In Smith v. Hy-Vee, Inc., Drew Smith brought sexual harassment and retaliation claims due to conduct caused by Sheri Lynch, a tech cake decorator, who engaged in rude, vulgar, and sexually charged behavior toward Smith, and apparently all the other employees. The court stated that since Lynch did not seem to be “sexually motivated” toward Smith or any of the other employees, but simply out of control with all of them, there was no sexual harassment. (Many courts or juries will conclude otherwise – see the “Editor’s Column” in this newsletter.) The issue in the case, however, was whether or not Smith had a reasonable belief that it was against the law and if the company retaliated against her because of her complaints. The court ruled that because she had to show the “good faith” nature of her belief, the facts from the underlying claim would be admissible at the retaliation trial. (What lawyers call having to “try a case within the case.”)

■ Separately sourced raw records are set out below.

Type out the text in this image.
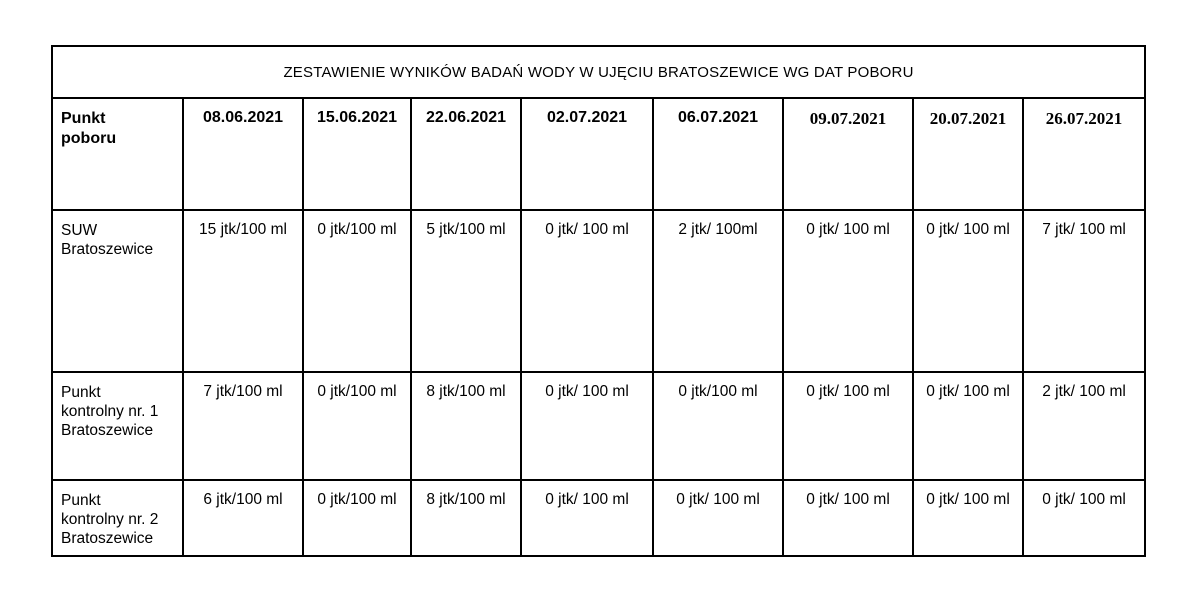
ZESTAWIENIE WYNIKÓW BADAŃ WODY W UJĘCIU BRATOSZEWICE WG DAT POBORU								

Punkt
poboru	08.06.2021	15.06.2021	22.06.2021	02.07.2021	06.07.2021	09.07.2021	20.07.2021	26.07.2021

SUW
Bratoszewice	15 jtk/100 ml	0 jtk/100 ml	5 jtk/100 ml	0 jtk/ 100 ml	2 jtk/ 100ml	0 jtk/ 100 ml	0 jtk/ 100 ml	7 jtk/ 100 ml

Punkt
kontrolny nr. 1
Bratoszewice	7 jtk/100 ml	0 jtk/100 ml	8 jtk/100 ml	0 jtk/ 100 ml	0 jtk/100 ml	0 jtk/ 100 ml	0 jtk/ 100 ml	2 jtk/ 100 ml

Punkt
kontrolny nr. 2
Bratoszewice	6 jtk/100 ml	0 jtk/100 ml	8 jtk/100 ml	0 jtk/ 100 ml	0 jtk/ 100 ml	0 jtk/ 100 ml	0 jtk/ 100 ml	0 jtk/ 100 ml
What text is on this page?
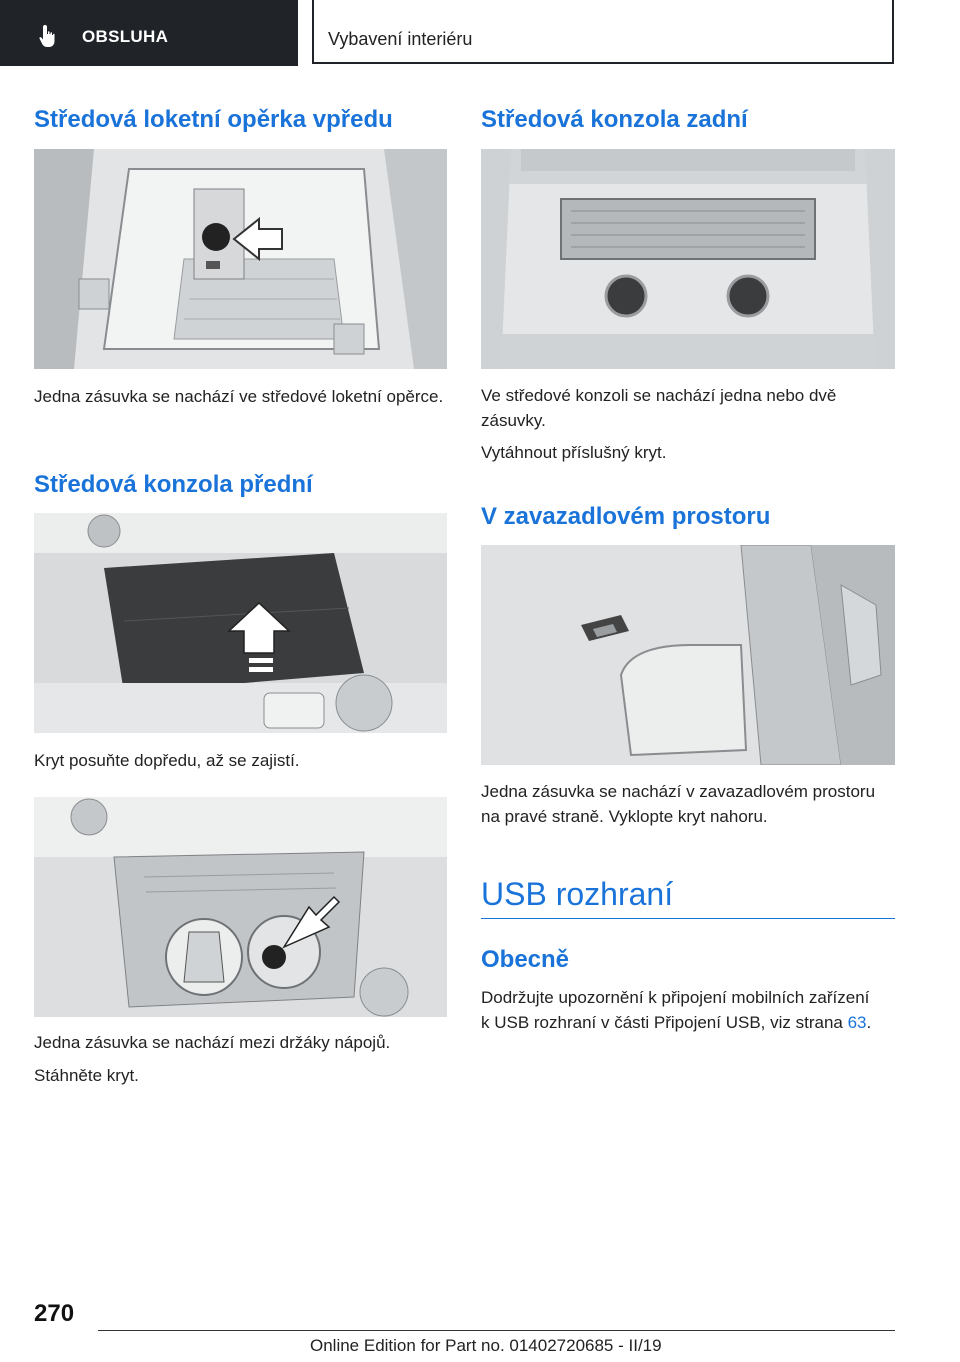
OBSLUHA	Vybavení interiéru
Středová loketní opěrka vpředu

Jedna zásuvka se nachází ve středové loketní opěrce.

Středová konzola přední

Kryt posuňte dopředu, až se zajistí.

Jedna zásuvka se nachází mezi držáky nápojů.

Stáhněte kryt.

Středová konzola zadní

Ve středové konzoli se nachází jedna nebo dvě zásuvky.

Vytáhnout příslušný kryt.

V zavazadlovém prostoru

Jedna zásuvka se nachází v zavazadlovém prostoru na pravé straně. Vyklopte kryt nahoru.

USB rozhraní
Obecně

Dodržujte upozornění k připojení mobilních zařízení k USB rozhraní v části Připojení USB, viz strana 63.

270
Online Edition for Part no. 01402720685 - II/19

This case carries two lessons for employers:
- If the crazy facts in this case are even slightly true, how did an employee like Sheri Lynch stay employed at Hy-Vee? Smith stated she reported incidents of harassment to at least 12 different managers and co-workers, making 66 to 101 complaints to management. Interestingly, Hy-Vee denies Smith ever complained. The company claimed that there were a number of incidents in which Smith herself did not act appropriately or questioned the authority of supervisors. She was also written up for making mistakes in cake and bagel orders during her final weeks of employment.
- Although rude, vulgar, and obnoxious bosses might not end up generating a harassment or discrimination claim, they easily can trigger a legitimate retaliation case and expensive litigation. (Think about it — thousands of dollars in lawyers’ fees over cakes and bagels.) Remember that when employees bring these underlying complaints, they don’t have to use magic words like “harassment,” “discrimination,” or “retaliation” in order to trigger protection.